QuantAMM

Summary

The LPNFT contract contains a potential reentrancy vulnerability in the _update function. This function interacts with an external router contract by calling router.afterUpdate. Since afterUpdate is an external function, a malicious router implementation could re-enter the LPNFT contract, leading to unexpected or harmful behavior such as unauthorized state changes or token manipulation.

https://github.com/Cyfrin/2024-12-quantamm/blob/a775db4273eb36e7b4536c5b60207c9f17541b92/pkg/pool-hooks/contracts/hooks-quantamm/LPNFT.sol#L49

Vulnerability Details

Vulnerable Function:
_update(address to, uint256 tokenId, address auth)

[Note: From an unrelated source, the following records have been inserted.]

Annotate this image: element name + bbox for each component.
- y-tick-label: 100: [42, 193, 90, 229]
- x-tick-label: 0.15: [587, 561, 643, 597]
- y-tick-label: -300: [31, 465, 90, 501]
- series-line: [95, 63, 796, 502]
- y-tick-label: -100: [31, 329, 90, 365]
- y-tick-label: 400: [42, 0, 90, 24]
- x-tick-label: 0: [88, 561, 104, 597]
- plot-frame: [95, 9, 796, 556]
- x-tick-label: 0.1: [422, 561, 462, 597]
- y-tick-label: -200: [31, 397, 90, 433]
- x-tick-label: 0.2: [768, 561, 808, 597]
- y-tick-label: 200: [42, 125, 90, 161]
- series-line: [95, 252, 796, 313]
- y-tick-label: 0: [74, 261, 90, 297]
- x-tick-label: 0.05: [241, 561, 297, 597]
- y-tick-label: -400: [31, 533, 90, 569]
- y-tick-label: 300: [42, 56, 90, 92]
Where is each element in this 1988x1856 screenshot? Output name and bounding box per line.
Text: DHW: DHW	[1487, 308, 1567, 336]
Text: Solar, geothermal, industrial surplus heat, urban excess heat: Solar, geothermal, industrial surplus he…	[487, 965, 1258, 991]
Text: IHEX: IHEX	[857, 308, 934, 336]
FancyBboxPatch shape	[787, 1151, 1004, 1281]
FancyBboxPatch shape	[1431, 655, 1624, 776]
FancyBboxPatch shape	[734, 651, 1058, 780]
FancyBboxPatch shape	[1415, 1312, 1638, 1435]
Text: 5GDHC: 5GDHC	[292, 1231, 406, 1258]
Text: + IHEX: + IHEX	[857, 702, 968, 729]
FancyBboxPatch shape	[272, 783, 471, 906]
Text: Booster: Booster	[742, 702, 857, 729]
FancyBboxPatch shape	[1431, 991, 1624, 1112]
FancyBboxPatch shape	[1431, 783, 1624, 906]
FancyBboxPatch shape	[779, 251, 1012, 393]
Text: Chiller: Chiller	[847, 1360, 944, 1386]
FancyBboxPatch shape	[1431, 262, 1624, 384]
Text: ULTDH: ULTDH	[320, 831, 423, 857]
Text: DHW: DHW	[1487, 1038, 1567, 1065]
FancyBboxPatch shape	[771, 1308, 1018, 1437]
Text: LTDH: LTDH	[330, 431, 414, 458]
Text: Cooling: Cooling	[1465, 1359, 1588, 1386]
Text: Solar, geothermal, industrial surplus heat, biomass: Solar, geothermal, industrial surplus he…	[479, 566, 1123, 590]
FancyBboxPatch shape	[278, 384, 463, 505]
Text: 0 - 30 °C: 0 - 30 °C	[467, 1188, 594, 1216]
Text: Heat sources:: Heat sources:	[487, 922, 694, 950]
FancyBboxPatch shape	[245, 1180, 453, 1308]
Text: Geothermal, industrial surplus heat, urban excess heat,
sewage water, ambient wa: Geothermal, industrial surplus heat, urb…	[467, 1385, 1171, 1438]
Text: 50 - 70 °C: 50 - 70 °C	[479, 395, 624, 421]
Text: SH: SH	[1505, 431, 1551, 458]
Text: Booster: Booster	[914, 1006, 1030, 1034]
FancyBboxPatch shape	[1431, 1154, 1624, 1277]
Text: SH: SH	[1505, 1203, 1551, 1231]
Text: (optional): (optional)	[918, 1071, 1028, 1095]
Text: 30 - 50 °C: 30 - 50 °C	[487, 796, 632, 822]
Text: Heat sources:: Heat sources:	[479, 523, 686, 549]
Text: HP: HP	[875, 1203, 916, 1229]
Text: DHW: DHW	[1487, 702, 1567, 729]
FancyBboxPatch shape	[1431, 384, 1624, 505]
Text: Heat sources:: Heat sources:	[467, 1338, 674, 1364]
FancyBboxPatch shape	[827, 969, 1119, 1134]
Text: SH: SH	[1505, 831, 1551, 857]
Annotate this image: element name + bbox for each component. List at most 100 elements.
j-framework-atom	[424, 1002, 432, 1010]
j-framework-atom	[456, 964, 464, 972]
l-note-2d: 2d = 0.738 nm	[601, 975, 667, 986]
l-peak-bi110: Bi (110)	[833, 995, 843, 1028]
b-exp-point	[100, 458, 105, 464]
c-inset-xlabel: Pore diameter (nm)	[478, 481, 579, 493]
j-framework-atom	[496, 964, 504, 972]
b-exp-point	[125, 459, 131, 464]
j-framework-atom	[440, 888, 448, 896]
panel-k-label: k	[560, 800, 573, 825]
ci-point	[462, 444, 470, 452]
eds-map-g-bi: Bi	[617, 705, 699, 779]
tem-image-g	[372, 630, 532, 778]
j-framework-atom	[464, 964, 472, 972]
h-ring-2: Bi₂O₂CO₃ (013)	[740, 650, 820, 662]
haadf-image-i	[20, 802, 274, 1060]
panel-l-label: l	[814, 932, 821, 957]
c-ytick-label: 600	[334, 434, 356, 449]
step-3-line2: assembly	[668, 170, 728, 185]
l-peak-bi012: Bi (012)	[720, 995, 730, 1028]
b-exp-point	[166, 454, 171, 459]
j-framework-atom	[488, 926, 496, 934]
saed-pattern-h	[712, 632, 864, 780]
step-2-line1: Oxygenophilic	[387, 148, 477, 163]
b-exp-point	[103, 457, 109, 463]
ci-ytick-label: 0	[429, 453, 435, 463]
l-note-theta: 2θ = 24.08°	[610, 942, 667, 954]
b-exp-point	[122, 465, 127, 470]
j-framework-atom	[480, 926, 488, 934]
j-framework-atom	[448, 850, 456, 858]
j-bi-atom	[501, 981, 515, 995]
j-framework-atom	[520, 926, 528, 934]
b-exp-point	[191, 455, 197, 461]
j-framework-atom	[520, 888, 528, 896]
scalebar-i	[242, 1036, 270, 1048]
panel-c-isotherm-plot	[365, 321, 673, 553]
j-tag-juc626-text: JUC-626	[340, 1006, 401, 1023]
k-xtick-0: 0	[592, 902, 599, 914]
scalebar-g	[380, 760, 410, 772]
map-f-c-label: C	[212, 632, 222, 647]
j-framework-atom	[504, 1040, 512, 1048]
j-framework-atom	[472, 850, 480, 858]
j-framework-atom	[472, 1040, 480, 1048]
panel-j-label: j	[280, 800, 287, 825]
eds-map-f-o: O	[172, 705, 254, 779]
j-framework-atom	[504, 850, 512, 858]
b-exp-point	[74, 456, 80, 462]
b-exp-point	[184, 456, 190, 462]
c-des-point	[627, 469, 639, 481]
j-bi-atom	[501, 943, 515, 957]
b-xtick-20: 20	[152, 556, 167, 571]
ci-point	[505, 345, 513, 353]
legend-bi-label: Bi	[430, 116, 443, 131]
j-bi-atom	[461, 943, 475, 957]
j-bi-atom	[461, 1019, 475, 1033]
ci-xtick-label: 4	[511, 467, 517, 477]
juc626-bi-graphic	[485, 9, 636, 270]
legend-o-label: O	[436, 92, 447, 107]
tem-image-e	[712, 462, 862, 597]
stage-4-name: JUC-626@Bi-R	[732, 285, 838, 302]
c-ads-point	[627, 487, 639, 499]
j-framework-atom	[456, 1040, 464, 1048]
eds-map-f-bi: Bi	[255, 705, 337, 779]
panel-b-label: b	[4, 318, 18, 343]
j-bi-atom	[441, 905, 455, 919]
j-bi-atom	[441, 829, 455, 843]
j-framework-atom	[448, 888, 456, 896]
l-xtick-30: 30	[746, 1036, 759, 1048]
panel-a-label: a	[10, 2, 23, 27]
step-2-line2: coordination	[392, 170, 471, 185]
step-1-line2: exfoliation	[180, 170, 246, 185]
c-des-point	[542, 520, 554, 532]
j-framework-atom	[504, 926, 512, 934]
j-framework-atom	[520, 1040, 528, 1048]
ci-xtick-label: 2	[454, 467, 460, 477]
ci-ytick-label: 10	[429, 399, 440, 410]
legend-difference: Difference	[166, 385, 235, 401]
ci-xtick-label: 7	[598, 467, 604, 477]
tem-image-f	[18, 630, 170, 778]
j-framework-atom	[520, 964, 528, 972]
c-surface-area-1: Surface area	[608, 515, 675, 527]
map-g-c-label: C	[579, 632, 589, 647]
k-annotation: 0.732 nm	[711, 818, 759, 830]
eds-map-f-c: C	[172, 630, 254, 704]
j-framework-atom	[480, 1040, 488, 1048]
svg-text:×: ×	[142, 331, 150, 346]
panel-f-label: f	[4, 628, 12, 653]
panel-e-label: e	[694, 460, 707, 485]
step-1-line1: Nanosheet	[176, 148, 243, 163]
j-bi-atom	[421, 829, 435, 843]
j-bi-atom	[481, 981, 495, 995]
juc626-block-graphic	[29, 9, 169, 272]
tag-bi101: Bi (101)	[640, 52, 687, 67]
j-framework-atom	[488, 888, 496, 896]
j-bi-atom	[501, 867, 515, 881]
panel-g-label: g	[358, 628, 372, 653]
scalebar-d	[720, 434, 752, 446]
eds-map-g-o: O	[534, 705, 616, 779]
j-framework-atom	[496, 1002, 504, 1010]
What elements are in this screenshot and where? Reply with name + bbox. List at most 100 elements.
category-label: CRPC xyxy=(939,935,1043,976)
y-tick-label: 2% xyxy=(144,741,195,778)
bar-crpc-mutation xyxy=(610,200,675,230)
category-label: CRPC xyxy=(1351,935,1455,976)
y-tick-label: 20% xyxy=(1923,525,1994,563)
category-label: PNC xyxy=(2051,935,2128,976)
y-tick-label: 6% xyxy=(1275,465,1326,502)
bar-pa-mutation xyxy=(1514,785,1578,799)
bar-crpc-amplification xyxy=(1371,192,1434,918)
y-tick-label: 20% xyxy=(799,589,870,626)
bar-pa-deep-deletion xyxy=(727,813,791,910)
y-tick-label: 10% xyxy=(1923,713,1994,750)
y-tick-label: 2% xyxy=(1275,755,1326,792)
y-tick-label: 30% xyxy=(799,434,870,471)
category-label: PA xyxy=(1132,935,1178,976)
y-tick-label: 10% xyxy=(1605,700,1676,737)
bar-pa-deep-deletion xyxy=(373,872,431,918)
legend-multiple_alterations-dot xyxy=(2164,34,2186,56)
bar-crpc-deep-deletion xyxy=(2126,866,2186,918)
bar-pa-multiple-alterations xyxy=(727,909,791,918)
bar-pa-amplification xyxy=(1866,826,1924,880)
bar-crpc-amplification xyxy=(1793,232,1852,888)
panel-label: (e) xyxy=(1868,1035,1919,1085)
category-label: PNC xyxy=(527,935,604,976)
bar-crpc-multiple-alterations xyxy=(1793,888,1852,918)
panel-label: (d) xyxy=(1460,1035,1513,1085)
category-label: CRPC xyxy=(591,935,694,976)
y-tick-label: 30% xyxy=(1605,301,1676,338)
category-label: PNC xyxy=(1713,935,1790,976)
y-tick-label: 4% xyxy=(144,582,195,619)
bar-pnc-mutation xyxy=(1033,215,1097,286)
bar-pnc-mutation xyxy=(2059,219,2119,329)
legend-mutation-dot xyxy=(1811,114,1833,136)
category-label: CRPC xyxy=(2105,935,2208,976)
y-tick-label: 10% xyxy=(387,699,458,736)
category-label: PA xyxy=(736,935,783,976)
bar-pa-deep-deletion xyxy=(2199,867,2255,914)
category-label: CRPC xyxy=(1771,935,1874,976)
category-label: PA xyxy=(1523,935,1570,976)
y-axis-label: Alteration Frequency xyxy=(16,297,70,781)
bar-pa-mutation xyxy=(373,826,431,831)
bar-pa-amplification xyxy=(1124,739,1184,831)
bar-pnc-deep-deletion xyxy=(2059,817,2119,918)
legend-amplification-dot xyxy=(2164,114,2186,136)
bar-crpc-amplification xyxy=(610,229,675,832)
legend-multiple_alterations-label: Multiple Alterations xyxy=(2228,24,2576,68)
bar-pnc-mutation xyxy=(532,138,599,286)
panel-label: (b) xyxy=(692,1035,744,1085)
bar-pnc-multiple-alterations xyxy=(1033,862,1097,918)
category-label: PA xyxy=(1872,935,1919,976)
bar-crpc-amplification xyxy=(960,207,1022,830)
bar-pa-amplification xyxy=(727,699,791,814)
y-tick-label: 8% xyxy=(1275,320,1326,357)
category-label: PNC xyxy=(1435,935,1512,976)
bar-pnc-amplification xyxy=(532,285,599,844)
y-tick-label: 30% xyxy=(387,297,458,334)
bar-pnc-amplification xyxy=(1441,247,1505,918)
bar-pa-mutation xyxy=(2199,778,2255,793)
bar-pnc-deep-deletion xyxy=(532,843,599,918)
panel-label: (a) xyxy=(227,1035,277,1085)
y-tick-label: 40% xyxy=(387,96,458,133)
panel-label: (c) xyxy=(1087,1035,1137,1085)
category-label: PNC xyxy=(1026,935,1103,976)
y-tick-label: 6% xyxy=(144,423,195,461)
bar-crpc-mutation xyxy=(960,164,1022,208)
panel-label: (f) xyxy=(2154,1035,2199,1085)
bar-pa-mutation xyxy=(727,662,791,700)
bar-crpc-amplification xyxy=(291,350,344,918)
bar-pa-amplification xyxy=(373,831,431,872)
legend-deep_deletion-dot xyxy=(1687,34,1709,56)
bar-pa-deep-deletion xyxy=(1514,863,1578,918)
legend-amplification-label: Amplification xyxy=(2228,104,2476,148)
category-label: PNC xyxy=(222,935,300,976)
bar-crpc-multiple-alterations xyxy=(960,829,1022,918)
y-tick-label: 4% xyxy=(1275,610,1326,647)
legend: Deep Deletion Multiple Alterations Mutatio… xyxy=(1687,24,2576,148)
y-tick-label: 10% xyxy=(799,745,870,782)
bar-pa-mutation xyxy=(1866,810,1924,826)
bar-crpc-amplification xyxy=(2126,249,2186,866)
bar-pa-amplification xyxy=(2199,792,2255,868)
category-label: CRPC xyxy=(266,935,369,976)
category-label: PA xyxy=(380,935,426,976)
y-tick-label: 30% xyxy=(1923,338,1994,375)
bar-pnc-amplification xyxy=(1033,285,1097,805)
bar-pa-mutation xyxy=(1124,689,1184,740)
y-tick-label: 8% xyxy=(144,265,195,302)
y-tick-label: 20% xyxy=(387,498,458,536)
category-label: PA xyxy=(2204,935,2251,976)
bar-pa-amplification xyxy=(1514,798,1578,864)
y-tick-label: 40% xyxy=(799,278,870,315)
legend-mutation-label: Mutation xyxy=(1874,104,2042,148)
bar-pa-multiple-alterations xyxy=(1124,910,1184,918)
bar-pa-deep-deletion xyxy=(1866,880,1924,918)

The _update function allows reentrancy because it makes an external call (router.afterUpdate) before completing its execution. If the router.afterUpdate function is malicious or misconfigured, it can re-enter the LPNFT contract, potentially calling other state-modifying functions (e.g., mint, burn, or transfer operations), leading to state inconsistencies or token theft.

Impact

The attacker could steal or manipulate NFTs through unauthorized reentrancy.

Reentrancy could lead to inconsistencies in the state of the LPNFT contract or the associated router.

Tools Used

Manual Code : The vulnerability was identified through a detailed analysis of the _update function's logic and its external call to router.afterUpdate

Recommendations

Use ReentrancyGuard to add the nonReentrant modifier to _update.

contract LPNFT is ERC721, ReentrancyGuard {
...
function _update(address to, uint256 tokenId, address auth)
internal
override
nonReentrant
returns (address previousOwner)

}

Perform external calls at the end of the function after updating internal state to ensure the contract is in a consistent state before any potential reentrancy occurs.